When patients are seriously ill or clinical evidence suggests that the infectious organisms are resistant, broader spectrum second-line medications can be used. These medications include amoxicillin/clavulanate, fluoroquinolones (eg, ciprofloxacin, levofloxacin), and second-generation cephalosporins (eg, cefuroxime, cefaclor). These medications are effective against beta-lactamase–producing strains of Haemophilus influenzae and Moraxella catarrhalis (formerly known as Branhamella catarrhalis) but have not been shown to be more effective than first-line drugs for most patients.

Patients can be taught to recognize a change in sputum from normal to purulent as a sign of impending exacerbation and to start a 10- to 14-day course of antibiotic therapy.

If available, testing for low C-reactive protein (CRP) levels may guide which patients can avoid use of antibiotics (1).

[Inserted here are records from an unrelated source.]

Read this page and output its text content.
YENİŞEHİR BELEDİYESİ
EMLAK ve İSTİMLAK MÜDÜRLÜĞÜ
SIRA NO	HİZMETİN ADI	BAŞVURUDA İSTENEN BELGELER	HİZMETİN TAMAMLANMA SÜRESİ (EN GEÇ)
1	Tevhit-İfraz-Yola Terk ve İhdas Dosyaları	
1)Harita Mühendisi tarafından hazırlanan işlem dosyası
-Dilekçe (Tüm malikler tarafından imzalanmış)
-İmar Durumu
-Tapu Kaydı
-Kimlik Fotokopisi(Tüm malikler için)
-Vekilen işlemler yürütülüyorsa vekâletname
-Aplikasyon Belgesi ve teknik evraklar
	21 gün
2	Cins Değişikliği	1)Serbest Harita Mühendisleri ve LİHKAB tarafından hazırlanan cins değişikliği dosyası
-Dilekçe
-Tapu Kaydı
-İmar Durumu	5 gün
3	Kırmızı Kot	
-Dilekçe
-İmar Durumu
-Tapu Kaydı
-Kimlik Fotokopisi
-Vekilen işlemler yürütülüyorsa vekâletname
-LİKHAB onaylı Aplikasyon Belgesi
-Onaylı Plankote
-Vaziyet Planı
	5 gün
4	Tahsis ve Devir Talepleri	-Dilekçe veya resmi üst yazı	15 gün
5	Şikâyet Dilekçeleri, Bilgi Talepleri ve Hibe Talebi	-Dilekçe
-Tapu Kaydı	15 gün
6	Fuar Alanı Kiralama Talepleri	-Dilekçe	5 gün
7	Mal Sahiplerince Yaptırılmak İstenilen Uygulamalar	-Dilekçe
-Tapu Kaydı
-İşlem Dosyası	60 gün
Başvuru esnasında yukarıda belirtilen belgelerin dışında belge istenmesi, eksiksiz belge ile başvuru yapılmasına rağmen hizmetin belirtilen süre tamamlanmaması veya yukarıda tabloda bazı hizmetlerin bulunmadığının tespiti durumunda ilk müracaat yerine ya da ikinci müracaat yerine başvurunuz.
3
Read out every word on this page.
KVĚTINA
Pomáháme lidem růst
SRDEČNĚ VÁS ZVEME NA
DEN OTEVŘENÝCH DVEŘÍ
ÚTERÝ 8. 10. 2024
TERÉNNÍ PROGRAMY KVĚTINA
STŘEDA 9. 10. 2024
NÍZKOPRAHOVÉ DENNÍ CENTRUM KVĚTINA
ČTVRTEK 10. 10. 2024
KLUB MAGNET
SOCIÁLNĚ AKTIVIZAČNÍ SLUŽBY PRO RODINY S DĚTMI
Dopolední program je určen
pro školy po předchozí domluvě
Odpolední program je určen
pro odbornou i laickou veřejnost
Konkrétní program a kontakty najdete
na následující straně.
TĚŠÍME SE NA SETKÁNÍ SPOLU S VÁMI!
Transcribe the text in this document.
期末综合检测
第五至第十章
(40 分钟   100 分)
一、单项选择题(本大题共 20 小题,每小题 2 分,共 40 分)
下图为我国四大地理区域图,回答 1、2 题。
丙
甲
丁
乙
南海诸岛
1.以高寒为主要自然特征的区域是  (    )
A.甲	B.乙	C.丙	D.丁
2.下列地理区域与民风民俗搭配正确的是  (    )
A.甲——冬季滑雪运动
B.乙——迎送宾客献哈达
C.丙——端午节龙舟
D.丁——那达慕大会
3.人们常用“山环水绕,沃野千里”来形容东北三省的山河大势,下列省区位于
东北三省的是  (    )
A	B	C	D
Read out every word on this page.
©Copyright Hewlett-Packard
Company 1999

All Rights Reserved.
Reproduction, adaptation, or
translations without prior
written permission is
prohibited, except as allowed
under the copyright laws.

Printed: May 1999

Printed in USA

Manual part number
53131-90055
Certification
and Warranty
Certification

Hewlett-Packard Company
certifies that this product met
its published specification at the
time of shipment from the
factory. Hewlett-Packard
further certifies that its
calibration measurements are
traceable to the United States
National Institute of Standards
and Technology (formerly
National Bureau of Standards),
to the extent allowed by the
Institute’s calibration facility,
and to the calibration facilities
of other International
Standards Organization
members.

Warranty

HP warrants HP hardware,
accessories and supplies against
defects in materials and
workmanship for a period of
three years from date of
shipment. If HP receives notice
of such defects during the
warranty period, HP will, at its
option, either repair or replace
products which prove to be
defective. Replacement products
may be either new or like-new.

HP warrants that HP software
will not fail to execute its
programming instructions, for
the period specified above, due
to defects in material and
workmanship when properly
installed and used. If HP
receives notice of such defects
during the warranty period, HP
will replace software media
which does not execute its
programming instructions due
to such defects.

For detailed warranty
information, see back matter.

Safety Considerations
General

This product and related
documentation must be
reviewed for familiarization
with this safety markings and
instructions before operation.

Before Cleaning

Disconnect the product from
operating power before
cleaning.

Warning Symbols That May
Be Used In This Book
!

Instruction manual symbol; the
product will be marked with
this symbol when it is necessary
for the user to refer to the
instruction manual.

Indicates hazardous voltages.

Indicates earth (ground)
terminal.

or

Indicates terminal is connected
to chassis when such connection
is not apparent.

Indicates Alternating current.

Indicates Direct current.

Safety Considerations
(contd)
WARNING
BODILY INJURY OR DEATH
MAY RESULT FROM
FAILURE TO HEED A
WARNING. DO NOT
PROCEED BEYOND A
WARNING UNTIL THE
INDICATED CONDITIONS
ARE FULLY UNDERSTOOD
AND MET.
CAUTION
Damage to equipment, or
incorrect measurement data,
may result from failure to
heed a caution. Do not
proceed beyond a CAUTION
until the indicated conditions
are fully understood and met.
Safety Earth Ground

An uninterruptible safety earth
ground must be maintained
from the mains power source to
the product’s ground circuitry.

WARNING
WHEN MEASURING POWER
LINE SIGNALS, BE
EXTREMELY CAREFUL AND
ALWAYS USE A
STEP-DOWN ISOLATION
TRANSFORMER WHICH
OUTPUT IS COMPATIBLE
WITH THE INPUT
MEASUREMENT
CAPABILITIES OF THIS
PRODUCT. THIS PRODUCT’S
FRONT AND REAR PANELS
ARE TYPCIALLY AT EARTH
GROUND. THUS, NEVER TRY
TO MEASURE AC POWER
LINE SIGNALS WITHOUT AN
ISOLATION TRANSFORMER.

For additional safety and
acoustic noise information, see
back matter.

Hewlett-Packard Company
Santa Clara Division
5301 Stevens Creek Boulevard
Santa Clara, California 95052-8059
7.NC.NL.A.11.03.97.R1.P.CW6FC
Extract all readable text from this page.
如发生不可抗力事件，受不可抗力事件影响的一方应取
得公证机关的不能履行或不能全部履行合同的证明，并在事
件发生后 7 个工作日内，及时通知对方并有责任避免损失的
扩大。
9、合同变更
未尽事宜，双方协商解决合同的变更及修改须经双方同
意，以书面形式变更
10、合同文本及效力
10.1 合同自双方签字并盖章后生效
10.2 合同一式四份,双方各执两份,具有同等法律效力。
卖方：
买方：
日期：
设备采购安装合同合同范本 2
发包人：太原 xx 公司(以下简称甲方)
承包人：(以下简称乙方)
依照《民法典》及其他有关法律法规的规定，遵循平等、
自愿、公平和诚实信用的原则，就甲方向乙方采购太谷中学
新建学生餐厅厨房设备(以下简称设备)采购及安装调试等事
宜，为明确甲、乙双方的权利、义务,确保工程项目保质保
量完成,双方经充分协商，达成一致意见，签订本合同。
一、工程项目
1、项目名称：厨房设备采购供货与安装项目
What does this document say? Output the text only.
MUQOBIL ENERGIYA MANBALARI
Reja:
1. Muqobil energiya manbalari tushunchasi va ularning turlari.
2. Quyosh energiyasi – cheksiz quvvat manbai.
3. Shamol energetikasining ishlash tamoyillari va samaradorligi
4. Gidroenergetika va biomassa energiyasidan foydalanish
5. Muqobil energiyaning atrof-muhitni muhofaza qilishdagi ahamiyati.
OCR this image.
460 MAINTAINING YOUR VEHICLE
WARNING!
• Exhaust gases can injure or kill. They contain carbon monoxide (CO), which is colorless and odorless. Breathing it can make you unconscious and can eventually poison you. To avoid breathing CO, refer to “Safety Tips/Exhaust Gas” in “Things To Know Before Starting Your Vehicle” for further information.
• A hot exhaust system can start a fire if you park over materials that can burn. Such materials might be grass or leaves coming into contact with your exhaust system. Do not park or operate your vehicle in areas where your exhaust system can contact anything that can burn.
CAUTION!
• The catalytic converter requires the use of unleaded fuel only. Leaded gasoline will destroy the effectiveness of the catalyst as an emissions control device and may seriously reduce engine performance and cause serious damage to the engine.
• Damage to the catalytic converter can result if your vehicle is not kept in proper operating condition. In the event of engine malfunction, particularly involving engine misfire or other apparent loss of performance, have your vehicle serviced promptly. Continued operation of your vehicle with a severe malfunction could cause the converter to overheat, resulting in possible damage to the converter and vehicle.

Long-term antibiotic prophylaxis is recommended only for patients with underlying structural changes in the lung, such as bronchiectasis or infected bullae.

In patients with frequent exacerbations, long-term macrolide use reduces exacerbation frequency but may have adverse effects.

Інші лікарські препарати

Antitussives, such as dextromethorphan and benzonatate, have no role in treating COPD exacerbations.

Opioids (eg, codeine, hydrocodone, oxycodone) should be used judiciously for relief of symptoms (eg, severe coughing paroxysms, pain) because these medications may suppress a productive cough, impair mental status, and cause constipation.

Довідковий матеріал щодо медикаментозної терапії

  1. 1. Butler CC, Gillespie D, White P, et al. C-Reactive Protein Testing to Guide Antibiotic Prescribing for COPD Exacerbations. N Engl J Med 2019;381(2):111-120. doi:10.1056/NEJMoa1803185

Ключові моменти

  • Most patients hospitalized with exacerbation of chronic obstructive pulmonary disease (COPD) require oxygen supplementation during an exacerbation.

  • Inhaled short-acting beta-agonists are the cornerstone of medication therapy for acute exacerbations.

  • Use antibiotics if patients have acute exacerbations and purulent sputum.

  • For patients with severe COPD, address end-of-life care proactively, including preferences regarding mechanical ventilation and palliative sedation.